「そっか……
 生きていたんだ……」

 静香が、小さくうなずく。

「でも、一枚噛んでいるってどういうこと?」

 達雄の質問に百寿が答える。

「傍に轟の姿が防犯カメラに写っていてな……
 そして、この日……
 風舞を張っていた刑事が何人か死体で発見された……」

「それってもしかして……」

 達雄が何かを悟り百寿が言葉を続ける。

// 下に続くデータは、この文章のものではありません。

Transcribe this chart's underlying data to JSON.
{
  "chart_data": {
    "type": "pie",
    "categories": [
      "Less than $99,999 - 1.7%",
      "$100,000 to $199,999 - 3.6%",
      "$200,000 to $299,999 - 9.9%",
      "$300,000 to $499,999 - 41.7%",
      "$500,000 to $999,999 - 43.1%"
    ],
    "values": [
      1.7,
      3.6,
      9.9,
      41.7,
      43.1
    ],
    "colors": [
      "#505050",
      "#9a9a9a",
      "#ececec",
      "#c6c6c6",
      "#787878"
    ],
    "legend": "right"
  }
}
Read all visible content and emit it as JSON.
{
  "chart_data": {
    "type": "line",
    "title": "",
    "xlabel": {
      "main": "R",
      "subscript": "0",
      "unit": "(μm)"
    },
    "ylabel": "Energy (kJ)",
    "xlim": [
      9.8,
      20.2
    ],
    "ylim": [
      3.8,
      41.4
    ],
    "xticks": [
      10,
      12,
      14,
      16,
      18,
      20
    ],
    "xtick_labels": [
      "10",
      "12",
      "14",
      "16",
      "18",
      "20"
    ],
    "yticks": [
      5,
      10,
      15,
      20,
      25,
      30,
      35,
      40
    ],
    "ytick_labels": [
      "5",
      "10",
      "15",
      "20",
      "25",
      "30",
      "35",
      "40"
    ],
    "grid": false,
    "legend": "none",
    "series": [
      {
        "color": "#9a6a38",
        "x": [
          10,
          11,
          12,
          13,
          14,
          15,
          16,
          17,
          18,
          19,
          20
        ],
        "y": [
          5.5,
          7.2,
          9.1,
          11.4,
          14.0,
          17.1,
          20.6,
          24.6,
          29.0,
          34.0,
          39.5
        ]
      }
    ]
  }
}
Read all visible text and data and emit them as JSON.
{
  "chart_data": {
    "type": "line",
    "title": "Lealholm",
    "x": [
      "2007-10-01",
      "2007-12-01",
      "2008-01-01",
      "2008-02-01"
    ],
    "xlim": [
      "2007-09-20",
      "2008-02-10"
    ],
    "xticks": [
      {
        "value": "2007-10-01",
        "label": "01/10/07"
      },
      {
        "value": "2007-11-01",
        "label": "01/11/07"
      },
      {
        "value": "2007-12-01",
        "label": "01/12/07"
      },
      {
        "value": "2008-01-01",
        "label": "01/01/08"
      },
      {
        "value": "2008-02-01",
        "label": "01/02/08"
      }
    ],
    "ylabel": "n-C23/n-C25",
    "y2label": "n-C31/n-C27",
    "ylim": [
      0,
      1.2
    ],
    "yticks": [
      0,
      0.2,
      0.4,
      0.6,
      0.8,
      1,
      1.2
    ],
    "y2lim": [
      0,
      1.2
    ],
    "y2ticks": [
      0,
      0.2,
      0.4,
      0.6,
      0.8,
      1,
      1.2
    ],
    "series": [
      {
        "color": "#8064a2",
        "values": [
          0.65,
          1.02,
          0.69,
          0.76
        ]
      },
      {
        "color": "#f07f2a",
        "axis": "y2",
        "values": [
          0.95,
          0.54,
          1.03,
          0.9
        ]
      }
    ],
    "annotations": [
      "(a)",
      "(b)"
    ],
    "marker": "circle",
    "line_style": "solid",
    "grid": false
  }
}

。

「ああ。
 風舞と轟は組んでいる。
 そして、もう一つ残念な知らせがある」

「残念な知らせ?」

 茂が心配そうな表情で百寿を見る。

「杉山 小十郎を覚えているか?」

 百寿の言葉に茂たちの表情が曇る。

「ゆかりさんの元旦那の?」

 みゆきが、小さな声でそういった。

「ああ。
 小十郎が、脱獄した」

「……え?」

 茂には一瞬百寿の言っている言葉がわからなかった。

「恐らく組織的な犯行だと思われます」

 南が言葉を付け足す。

「組織……だと?」

 達雄がそう言うと南が声を低くしていった。

「自らをテオスと名乗るギフト所持者の組織です。
 粗悪な集団として裏社会では名の知れた組織です」

「テオス……
 古代ギリシャ語で神か……」

 達雄が顎に手を当てる。

「ああ。
 つまりだ。
 また、どうとくのじかんだ。
 小十郎は、またゆかりさんと万桜ちゃんを狙ってくる。
 お前らは、またゆかりさんと万桜ちゃんの護衛を頼みたい」

「わかった」

 達雄が返事をした。

「ふふふふふ……
 大きくなった私たち。
 そして、能力を失った小十郎。
 勝敗はもう決まっているわね」

 みゆきが、そう言って得意気に笑った。